Он листал свои книги, все пытался найти в них ответ – как выходить ребенка, такого слабого, но и в книгах не было толковых советов, а сам Яков умел лишь принимать роды, и знать не знал, как оно там – дальше. Холопская акушерка советовала класть ребеночка в погасшую теплую печку, но у графа все печки были немецкие, или же – камин, и кто бы дал им, выкладывать младенца в графском камине…
Сам граф Левенвольд и не взглянул на ребенка – он равнодушен был к детям, к своим ли, к чужим. Лупа плакала от обиды, ей казалось – он хоть раз, но придет, но увы – графу было все равно. Кейтель заходил от хозяина, справлялся, как пришло молоко, приносил пеленки, и погремушки, и делал ревущей девчонке козу – отчего бедняга принималась орать еще пуще.

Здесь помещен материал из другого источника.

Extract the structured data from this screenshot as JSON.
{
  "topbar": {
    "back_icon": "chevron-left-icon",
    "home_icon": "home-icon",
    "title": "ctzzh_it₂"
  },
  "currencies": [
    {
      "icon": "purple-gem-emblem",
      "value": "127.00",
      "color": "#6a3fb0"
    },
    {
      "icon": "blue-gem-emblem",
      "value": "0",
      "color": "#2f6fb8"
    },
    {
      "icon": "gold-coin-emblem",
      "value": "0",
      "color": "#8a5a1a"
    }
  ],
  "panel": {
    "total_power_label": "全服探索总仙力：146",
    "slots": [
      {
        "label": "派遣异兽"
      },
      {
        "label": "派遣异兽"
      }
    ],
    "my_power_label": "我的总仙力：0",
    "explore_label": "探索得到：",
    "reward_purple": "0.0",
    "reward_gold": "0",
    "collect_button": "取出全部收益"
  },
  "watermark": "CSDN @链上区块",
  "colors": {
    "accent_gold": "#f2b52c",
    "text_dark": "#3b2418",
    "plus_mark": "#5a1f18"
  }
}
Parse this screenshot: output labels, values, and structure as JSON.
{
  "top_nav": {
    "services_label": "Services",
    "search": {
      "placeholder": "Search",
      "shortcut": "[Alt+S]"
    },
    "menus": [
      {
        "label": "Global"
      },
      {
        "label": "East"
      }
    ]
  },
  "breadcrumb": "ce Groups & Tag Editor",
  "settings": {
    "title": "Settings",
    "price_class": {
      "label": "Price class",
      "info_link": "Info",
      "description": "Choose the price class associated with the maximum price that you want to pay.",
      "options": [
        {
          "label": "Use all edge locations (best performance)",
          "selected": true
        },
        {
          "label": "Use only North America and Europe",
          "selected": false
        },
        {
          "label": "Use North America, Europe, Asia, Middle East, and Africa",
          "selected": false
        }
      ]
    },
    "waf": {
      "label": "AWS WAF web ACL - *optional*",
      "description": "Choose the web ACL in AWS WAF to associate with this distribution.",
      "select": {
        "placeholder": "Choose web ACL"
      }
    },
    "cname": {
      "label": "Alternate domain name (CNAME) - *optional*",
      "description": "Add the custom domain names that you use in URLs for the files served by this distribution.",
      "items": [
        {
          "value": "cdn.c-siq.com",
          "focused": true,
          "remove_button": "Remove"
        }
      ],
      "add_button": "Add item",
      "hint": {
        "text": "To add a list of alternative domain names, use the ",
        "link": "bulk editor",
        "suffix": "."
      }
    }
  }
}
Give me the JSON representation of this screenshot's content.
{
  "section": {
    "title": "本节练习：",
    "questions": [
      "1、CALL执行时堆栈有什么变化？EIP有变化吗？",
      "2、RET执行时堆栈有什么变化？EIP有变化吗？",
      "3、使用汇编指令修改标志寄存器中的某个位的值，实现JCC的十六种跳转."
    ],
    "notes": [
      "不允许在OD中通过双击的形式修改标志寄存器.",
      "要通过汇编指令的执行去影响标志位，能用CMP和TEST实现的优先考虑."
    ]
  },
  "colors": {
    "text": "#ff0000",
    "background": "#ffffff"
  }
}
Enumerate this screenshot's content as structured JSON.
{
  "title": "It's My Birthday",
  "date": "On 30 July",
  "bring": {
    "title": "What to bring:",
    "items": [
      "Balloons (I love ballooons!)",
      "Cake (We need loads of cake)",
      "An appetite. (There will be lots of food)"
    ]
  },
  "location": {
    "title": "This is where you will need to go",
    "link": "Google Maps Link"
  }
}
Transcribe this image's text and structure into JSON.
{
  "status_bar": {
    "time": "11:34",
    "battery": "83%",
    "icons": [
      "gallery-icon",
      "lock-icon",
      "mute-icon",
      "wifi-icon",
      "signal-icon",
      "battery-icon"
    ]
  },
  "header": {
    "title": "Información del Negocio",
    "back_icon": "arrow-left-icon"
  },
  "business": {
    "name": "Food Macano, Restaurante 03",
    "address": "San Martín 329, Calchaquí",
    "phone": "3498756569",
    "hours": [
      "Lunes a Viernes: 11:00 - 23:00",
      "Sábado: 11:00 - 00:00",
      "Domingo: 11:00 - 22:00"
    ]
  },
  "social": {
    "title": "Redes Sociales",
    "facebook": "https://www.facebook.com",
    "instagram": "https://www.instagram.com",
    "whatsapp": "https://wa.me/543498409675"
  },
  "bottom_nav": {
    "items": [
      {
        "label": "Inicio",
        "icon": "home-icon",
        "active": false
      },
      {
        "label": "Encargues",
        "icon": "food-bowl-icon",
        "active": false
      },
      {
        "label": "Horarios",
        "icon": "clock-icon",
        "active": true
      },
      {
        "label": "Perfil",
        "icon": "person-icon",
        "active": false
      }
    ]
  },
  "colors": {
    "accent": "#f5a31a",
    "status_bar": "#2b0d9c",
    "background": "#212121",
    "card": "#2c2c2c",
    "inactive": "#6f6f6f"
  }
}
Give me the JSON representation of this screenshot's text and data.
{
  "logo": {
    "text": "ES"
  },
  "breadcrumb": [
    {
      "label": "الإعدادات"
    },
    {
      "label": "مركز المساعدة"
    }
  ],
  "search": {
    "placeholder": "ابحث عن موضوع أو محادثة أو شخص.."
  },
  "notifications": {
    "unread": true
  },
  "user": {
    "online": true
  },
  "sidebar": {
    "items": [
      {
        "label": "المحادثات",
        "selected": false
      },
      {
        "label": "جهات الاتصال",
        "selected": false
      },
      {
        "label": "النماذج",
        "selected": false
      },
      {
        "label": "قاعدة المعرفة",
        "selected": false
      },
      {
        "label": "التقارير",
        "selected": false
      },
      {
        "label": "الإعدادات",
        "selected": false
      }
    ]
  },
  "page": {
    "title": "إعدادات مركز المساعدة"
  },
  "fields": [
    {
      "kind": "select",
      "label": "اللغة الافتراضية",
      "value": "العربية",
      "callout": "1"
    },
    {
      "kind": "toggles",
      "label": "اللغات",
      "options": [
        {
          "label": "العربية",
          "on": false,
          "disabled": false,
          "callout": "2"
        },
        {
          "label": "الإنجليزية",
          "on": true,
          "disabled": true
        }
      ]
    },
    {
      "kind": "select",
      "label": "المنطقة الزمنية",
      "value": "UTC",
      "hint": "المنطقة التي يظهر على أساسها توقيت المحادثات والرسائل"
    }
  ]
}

- Не мешаем мы вам? – спрашивала Кейтеля Лупа, она боялась, что ребенок на антресолях плачем своим помешает графу спать, и их сошлют, в деревню или бог еще знает куда, - Анька тихо пищит, но, может, будит?
- Меня будит, а графа – нет, - отвечал весело Кейтель. Видно было, что младенец ему донельзя симпатичен – Кейтель вдохновенно тряс погремушкой и крутил пальцами «шарики-фонарики», - Его сиятельство ночью приходит, как нагулявшийся кот, и тотчас кверху попой – на постель, спать. Над ним из пушки можно палить – не проснется. А я потерплю, я днем посплю два часа – и ночью превосходно просыпаюсь и засыпаю снова.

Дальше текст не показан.